LOL, my wife is super awesome and I love her to pieces but she's not into girly stuff so much, she's a nerdy gamer girl who wears tie-dye tshirts and video game hoodies and beanies.  She likes me to help her with makeup and pick out cute clothes for her to wear for special occasions.  Basically, even now, I'm the feminine one in the house.  Also, Being with her didn't change any of my gender identity feelings.  Sometimes I have to do masculine stuff out of necessity, like work on the house or fix a car and sometimes I'm the house maid, literally.  We have a good understanding of each other's needs so she knows when I need to not be male for a while.

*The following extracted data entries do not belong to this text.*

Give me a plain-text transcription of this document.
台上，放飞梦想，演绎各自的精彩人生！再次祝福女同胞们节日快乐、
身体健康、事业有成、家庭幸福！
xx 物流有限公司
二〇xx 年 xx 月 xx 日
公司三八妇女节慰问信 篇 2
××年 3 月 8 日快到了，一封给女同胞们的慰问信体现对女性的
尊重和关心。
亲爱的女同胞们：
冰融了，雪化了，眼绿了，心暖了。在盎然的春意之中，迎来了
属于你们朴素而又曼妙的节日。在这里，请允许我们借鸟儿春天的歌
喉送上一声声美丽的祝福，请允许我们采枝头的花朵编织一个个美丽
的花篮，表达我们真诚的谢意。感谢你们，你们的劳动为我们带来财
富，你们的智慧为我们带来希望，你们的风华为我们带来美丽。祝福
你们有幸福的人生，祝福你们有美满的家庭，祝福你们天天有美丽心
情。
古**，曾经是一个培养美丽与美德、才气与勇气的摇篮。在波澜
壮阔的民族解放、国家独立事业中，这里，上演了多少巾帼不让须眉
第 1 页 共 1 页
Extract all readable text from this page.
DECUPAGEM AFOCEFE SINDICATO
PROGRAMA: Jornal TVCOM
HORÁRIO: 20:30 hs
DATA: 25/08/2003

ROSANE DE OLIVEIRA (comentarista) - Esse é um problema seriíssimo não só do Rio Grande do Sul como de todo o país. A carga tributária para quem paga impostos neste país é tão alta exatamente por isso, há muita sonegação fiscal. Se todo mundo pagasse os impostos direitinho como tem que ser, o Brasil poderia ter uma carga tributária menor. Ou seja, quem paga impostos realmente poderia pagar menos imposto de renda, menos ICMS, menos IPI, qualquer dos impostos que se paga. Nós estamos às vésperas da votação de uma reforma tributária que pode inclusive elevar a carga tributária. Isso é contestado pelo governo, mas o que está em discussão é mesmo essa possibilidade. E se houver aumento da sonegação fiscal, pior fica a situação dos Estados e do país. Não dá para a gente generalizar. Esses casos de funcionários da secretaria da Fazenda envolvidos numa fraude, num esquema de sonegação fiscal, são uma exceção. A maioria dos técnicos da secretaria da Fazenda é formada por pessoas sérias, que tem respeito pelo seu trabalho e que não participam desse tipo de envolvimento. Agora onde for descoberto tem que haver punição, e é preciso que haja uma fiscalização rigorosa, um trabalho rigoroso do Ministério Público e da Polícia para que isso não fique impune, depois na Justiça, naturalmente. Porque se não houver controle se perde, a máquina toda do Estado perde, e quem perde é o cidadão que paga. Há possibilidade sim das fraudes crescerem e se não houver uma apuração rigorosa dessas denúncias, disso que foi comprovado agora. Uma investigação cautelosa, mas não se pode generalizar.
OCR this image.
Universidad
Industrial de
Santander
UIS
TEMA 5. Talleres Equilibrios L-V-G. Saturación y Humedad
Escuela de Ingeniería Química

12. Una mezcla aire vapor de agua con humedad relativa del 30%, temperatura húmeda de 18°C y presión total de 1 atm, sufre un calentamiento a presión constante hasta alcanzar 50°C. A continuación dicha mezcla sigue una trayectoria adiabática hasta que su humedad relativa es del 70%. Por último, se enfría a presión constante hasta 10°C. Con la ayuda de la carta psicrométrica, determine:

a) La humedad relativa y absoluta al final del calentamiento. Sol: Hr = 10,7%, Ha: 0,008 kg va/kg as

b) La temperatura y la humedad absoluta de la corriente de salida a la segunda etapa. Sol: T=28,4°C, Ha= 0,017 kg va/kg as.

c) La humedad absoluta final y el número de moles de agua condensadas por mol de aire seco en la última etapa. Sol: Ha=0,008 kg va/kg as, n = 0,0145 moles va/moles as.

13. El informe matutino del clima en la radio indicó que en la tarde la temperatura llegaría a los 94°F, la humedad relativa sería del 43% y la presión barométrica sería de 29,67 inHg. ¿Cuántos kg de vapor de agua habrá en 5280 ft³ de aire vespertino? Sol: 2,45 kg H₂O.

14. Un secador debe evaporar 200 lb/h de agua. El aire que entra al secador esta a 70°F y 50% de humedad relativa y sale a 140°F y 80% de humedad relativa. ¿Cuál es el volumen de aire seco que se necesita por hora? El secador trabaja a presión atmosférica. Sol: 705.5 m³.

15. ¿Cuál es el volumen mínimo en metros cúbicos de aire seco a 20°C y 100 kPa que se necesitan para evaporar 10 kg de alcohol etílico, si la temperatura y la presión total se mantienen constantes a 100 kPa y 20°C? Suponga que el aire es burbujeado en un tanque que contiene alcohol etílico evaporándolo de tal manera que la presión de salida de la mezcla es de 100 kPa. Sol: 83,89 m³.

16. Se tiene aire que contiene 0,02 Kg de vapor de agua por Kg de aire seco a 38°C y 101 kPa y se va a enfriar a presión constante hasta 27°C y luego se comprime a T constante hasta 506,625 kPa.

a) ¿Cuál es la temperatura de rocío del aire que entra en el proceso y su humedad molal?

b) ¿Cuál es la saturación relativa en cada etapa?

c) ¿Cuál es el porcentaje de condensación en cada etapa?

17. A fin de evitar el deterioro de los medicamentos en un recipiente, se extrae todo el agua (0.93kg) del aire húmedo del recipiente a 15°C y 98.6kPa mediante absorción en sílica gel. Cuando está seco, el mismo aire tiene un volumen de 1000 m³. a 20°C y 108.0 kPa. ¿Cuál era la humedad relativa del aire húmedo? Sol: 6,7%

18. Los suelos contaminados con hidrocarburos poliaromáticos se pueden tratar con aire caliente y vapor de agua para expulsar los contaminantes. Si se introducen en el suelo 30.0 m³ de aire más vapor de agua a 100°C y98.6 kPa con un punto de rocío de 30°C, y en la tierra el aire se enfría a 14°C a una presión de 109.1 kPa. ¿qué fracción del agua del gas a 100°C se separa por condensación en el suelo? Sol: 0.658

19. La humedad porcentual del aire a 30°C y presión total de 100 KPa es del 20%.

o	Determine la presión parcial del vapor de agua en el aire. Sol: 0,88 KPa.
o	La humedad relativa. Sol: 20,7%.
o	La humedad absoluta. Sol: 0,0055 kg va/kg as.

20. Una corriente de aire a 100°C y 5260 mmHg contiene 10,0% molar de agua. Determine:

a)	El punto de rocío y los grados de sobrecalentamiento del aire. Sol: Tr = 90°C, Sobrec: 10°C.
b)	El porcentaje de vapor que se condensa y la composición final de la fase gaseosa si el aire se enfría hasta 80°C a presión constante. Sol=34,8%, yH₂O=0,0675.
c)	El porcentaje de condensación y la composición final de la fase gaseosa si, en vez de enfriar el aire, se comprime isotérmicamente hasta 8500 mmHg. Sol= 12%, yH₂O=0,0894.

I want to expand on something that hasn't been asked directly but might shed some light on what it's like for me being married.  Our sex life is not what most people would expect when they see a typical male / female married couple.  Because of my internalized trans feelings, I have a lot of trouble being in the male role sexually.  In the 7 years we've been together, we've only had standard penetrative sex one time.  My wife was a virgin before we got together so for her, she finds penetration to be painful and since both of us really like toys, vibrators etc there's never been much of a drive from either of us to engage in that kind of sexual activity.  We definitely do fun stuff together, though, it's just very centered around toys and bondage. We're both submissive so we end up switching for each other when the time comes.  Anyway, that's just one of the outlets that keeps me from being overwhelmed with life in a male role, I don't engage in male role sex at all and my wife is perfectly fine with it.

(24 Nov 2020, 21:26 )Like Ra Wrote: [ -> ]Oh, c'mon... Men can get boobs and it has nothing to do with transitioning [Image: biggrin.gif]

That's true in general but not true for me.  My boobs are intentional and cost several hundred $$ in hormones to create when I was malnourished and skinny so they're definitely not man-boobs.  They're small girl-boobs.  I was even able to lactate when I was still on the hormones.  Not a lot, mind you, but still, it was cool to experience.